As for Einstein, its hard not to love the guy.
Sometimes people make the mistake of trying to understand just so much of someone’s philosophy so as to be able to dismiss it, and him. Rather, it should be approached like a conversation over late night tea. That always seems to be your approach.
Really good job.
Placemark...
snip: We also know that Einstein was a classical causal determinist and scientific realist. He was prepared to defend Newtons strict causality to the dying breath.
As the emminent historian of science Stanley Jaki wryly noted, though Newton was a Christian, he was not Christian enough to avoid falling into a worshipful view of the laws he had discovered. Hence Newton unwittingly set the stage for mechanism, a sort of deterministic ‘quiet pantheism.’
Determinism is modernity’s word for the ‘Fates.” In the time of Aristotle, men believed that long before one’s birth, the Fates had already ‘determined’ whether one would be freeman or slave, king or baseborn. In short, the lives, actions-—and even the thoughts-—of all men were fully caused and determined by the gods, fates, planets.
Essentially, man was born ‘good’ but ‘caused’ by unseen forces of nature to do ‘bad things.’ In this view, free will is absent and man’s conscience a sadistic trick played by the gods.

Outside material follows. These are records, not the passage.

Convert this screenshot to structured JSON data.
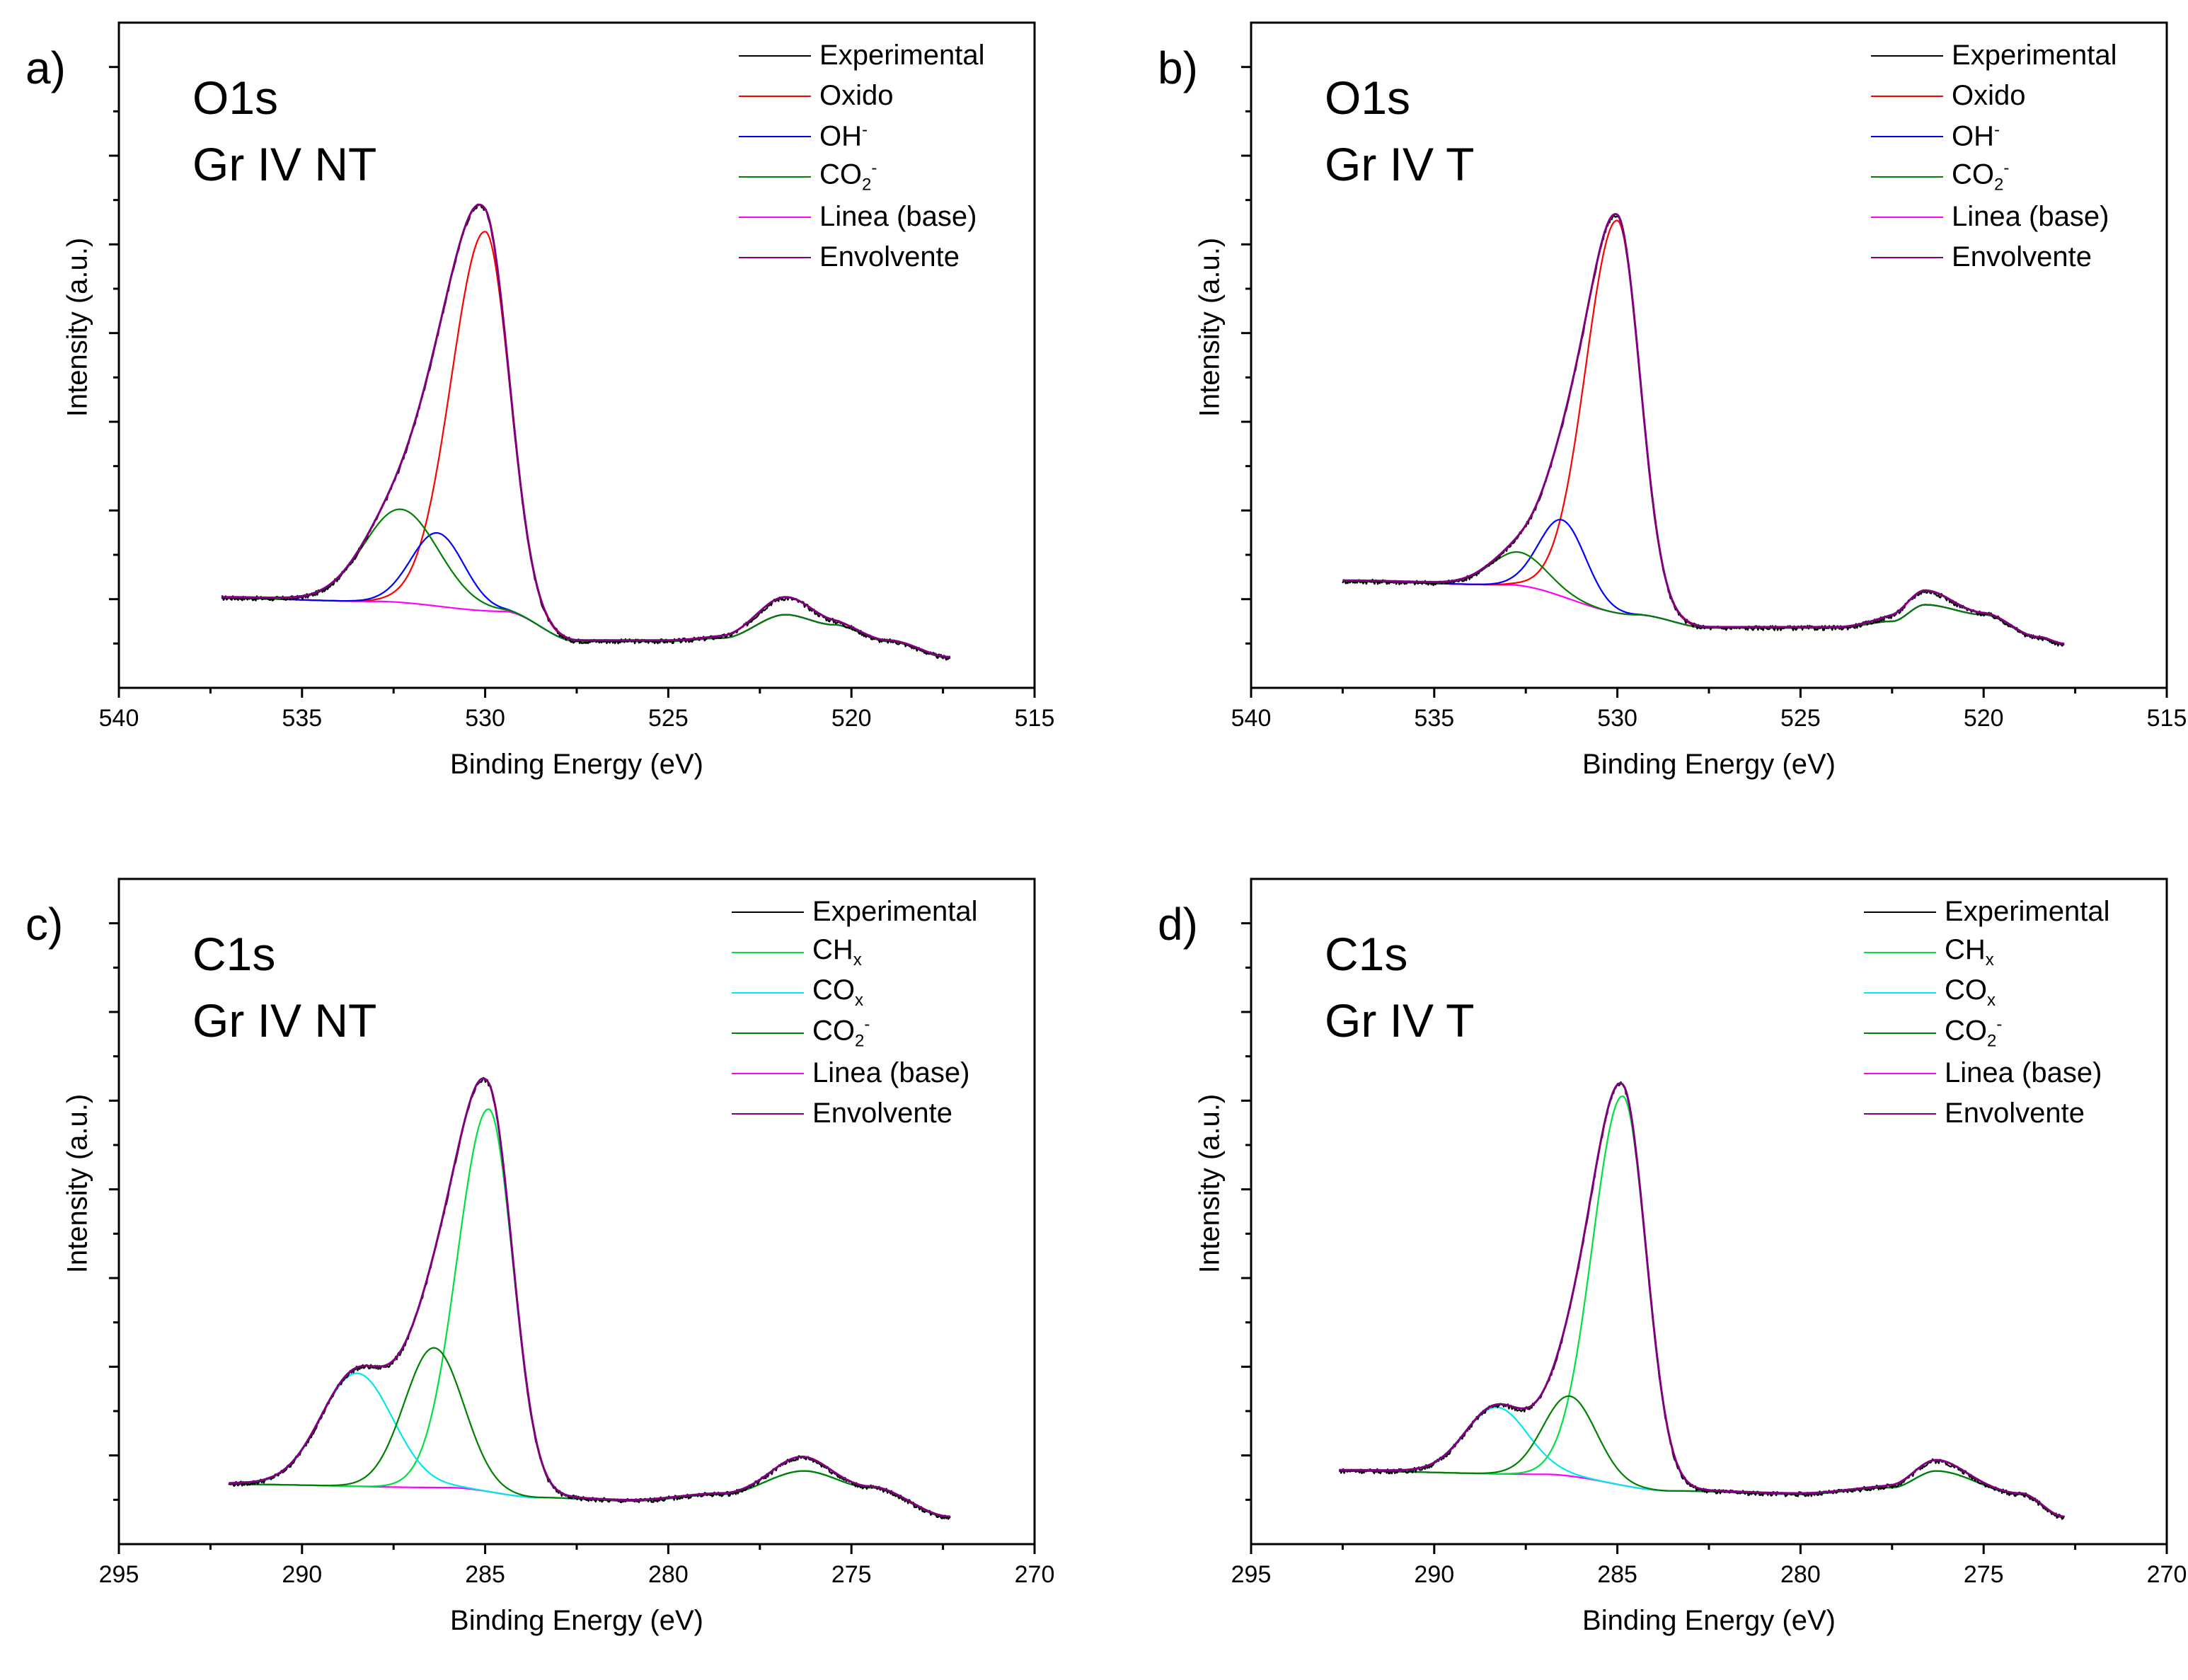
{
  "chart_data": [
    {
      "id": "a",
      "type": "line",
      "panel_letter": "a)",
      "title_lines": [
        "O1s",
        "Gr IV NT"
      ],
      "xlabel": "Binding Energy (eV)",
      "ylabel": "Intensity (a.u.)",
      "xlim": [
        540,
        515
      ],
      "ylim": [
        0,
        100
      ],
      "x_ticks": [
        540,
        535,
        530,
        525,
        520,
        515
      ],
      "x_tick_labels": [
        "540",
        "535",
        "530",
        "525",
        "520",
        "515"
      ],
      "x_range": [
        537.2,
        517.3
      ],
      "legend": [
        "Experimental",
        "Oxido",
        "OH⁻",
        "CO₂⁻",
        "Linea (base)",
        "Envolvente"
      ],
      "series": [
        {
          "name": "Experimental",
          "color": "#000000",
          "kind": "total",
          "noise": 0.35
        },
        {
          "name": "Oxido",
          "color": "#ff0000",
          "kind": "peak",
          "center": 530.0,
          "fwhm": 1.55,
          "height": 57,
          "tail": 0.4
        },
        {
          "name": "OH⁻",
          "color": "#0000ff",
          "kind": "peak",
          "center": 531.3,
          "fwhm": 1.7,
          "height": 11,
          "tail": 0
        },
        {
          "name": "CO₂⁻",
          "color": "#008000",
          "kind": "peak",
          "center": 532.3,
          "fwhm": 2.4,
          "height": 14,
          "tail": 0
        },
        {
          "name": "Linea (base)",
          "color": "#ff00ff",
          "kind": "baseline"
        },
        {
          "name": "Envolvente",
          "color": "#800080",
          "kind": "envelope"
        }
      ],
      "baseline_points": [
        [
          537.2,
          13.5
        ],
        [
          533.0,
          13.0
        ],
        [
          529.5,
          11.5
        ],
        [
          527.5,
          7.0
        ],
        [
          525.0,
          7.0
        ],
        [
          523.5,
          7.5
        ],
        [
          521.8,
          11.0
        ],
        [
          520.5,
          9.5
        ],
        [
          519.0,
          7.0
        ],
        [
          517.3,
          4.5
        ]
      ],
      "background_features": [
        {
          "center": 521.8,
          "fwhm": 1.8,
          "height": 2.5
        }
      ]
    },
    {
      "id": "b",
      "type": "line",
      "panel_letter": "b)",
      "title_lines": [
        "O1s",
        "Gr IV T"
      ],
      "xlabel": "Binding Energy (eV)",
      "ylabel": "Intensity (a.u.)",
      "xlim": [
        540,
        515
      ],
      "ylim": [
        0,
        100
      ],
      "x_ticks": [
        540,
        535,
        530,
        525,
        520,
        515
      ],
      "x_tick_labels": [
        "540",
        "535",
        "530",
        "525",
        "520",
        "515"
      ],
      "x_range": [
        537.5,
        517.8
      ],
      "legend": [
        "Experimental",
        "Oxido",
        "OH⁻",
        "CO₂⁻",
        "Linea (base)",
        "Envolvente"
      ],
      "series": [
        {
          "name": "Experimental",
          "color": "#000000",
          "kind": "total",
          "noise": 0.35
        },
        {
          "name": "Oxido",
          "color": "#ff0000",
          "kind": "peak",
          "center": 530.0,
          "fwhm": 1.45,
          "height": 59,
          "tail": 0.4
        },
        {
          "name": "OH⁻",
          "color": "#0000ff",
          "kind": "peak",
          "center": 531.5,
          "fwhm": 1.5,
          "height": 11.5,
          "tail": 0
        },
        {
          "name": "CO₂⁻",
          "color": "#008000",
          "kind": "peak",
          "center": 532.7,
          "fwhm": 1.8,
          "height": 5,
          "tail": 0
        },
        {
          "name": "Linea (base)",
          "color": "#ff00ff",
          "kind": "baseline"
        },
        {
          "name": "Envolvente",
          "color": "#800080",
          "kind": "envelope"
        }
      ],
      "baseline_points": [
        [
          537.5,
          16.0
        ],
        [
          533.0,
          15.5
        ],
        [
          529.5,
          11.0
        ],
        [
          527.5,
          9.0
        ],
        [
          524.0,
          9.0
        ],
        [
          522.5,
          10.0
        ],
        [
          521.6,
          12.5
        ],
        [
          520.0,
          11.0
        ],
        [
          518.5,
          7.5
        ],
        [
          517.8,
          6.5
        ]
      ],
      "background_features": [
        {
          "center": 521.6,
          "fwhm": 1.6,
          "height": 2.0
        }
      ]
    },
    {
      "id": "c",
      "type": "line",
      "panel_letter": "c)",
      "title_lines": [
        "C1s",
        "Gr IV NT"
      ],
      "xlabel": "Binding Energy (eV)",
      "ylabel": "Intensity (a.u.)",
      "xlim": [
        295,
        270
      ],
      "ylim": [
        0,
        100
      ],
      "x_ticks": [
        295,
        290,
        285,
        280,
        275,
        270
      ],
      "x_tick_labels": [
        "295",
        "290",
        "285",
        "280",
        "275",
        "270"
      ],
      "x_range": [
        292.0,
        272.3
      ],
      "legend": [
        "Experimental",
        "CHₓ",
        "COₓ",
        "CO₂⁻",
        "Linea (base)",
        "Envolvente"
      ],
      "series": [
        {
          "name": "Experimental",
          "color": "#000000",
          "kind": "total",
          "noise": 0.35
        },
        {
          "name": "CHₓ",
          "color": "#00e040",
          "kind": "peak",
          "center": 284.9,
          "fwhm": 1.55,
          "height": 57.5,
          "tail": 0.3
        },
        {
          "name": "COₓ",
          "color": "#00e5ee",
          "kind": "peak",
          "center": 288.5,
          "fwhm": 2.3,
          "height": 17,
          "tail": 0
        },
        {
          "name": "CO₂⁻",
          "color": "#008000",
          "kind": "peak",
          "center": 286.4,
          "fwhm": 1.9,
          "height": 21,
          "tail": 0
        },
        {
          "name": "Linea (base)",
          "color": "#ff00ff",
          "kind": "baseline"
        },
        {
          "name": "Envolvente",
          "color": "#800080",
          "kind": "envelope"
        }
      ],
      "baseline_points": [
        [
          292.0,
          9.0
        ],
        [
          286.0,
          8.5
        ],
        [
          283.5,
          7.0
        ],
        [
          281.0,
          6.5
        ],
        [
          278.5,
          7.5
        ],
        [
          276.3,
          11.0
        ],
        [
          274.5,
          8.5
        ],
        [
          272.3,
          4.0
        ]
      ],
      "background_features": [
        {
          "center": 276.4,
          "fwhm": 1.6,
          "height": 2.0
        }
      ]
    },
    {
      "id": "d",
      "type": "line",
      "panel_letter": "d)",
      "title_lines": [
        "C1s",
        "Gr IV T"
      ],
      "xlabel": "Binding Energy (eV)",
      "ylabel": "Intensity (a.u.)",
      "xlim": [
        295,
        270
      ],
      "ylim": [
        0,
        100
      ],
      "x_ticks": [
        295,
        290,
        285,
        280,
        275,
        270
      ],
      "x_tick_labels": [
        "295",
        "290",
        "285",
        "280",
        "275",
        "270"
      ],
      "x_range": [
        292.6,
        272.8
      ],
      "legend": [
        "Experimental",
        "CHₓ",
        "COₓ",
        "CO₂⁻",
        "Linea (base)",
        "Envolvente"
      ],
      "series": [
        {
          "name": "Experimental",
          "color": "#000000",
          "kind": "total",
          "noise": 0.35
        },
        {
          "name": "CHₓ",
          "color": "#00e040",
          "kind": "peak",
          "center": 284.85,
          "fwhm": 1.5,
          "height": 58.5,
          "tail": 0.3
        },
        {
          "name": "COₓ",
          "color": "#00e5ee",
          "kind": "peak",
          "center": 288.3,
          "fwhm": 2.0,
          "height": 10,
          "tail": 0
        },
        {
          "name": "CO₂⁻",
          "color": "#008000",
          "kind": "peak",
          "center": 286.3,
          "fwhm": 1.7,
          "height": 12,
          "tail": 0
        },
        {
          "name": "Linea (base)",
          "color": "#ff00ff",
          "kind": "baseline"
        },
        {
          "name": "Envolvente",
          "color": "#800080",
          "kind": "envelope"
        }
      ],
      "baseline_points": [
        [
          292.6,
          11.0
        ],
        [
          287.0,
          10.5
        ],
        [
          283.5,
          8.0
        ],
        [
          280.0,
          7.5
        ],
        [
          277.5,
          8.5
        ],
        [
          276.3,
          11.0
        ],
        [
          274.0,
          7.5
        ],
        [
          272.8,
          4.0
        ]
      ],
      "background_features": [
        {
          "center": 276.3,
          "fwhm": 1.5,
          "height": 1.5
        }
      ]
    }
  ]
}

In ‘Confessions,’ St. Augustine observes that when men were ‘caused’ to sin they sought absolution from the astrologers—the scientists of their day—who would tell them, “it was Venus here, or Saturn there.” Evil-doing was thus transferred onto the planets, gods, etc.
In this view of things, the vast majority of people were fated to be subhumans while a small number of ‘lucky’ ones were fated to be kings, philosophers, and so on.
Determinism is always elitist. It panders to pride. No less does Einstein’s determinism pander to his pride. How ‘lucky’ for Einstein to be ‘fated’ with freedom and brilliant thinking. Oh but how ‘unlucky’ for murderers, and the ‘not’ brilliant.
An accusation of malice is not being leveled against Einstein. Rather it is most likely that Einstein is guilty of not thinking through to the logical consequences of the ideas he adhered to.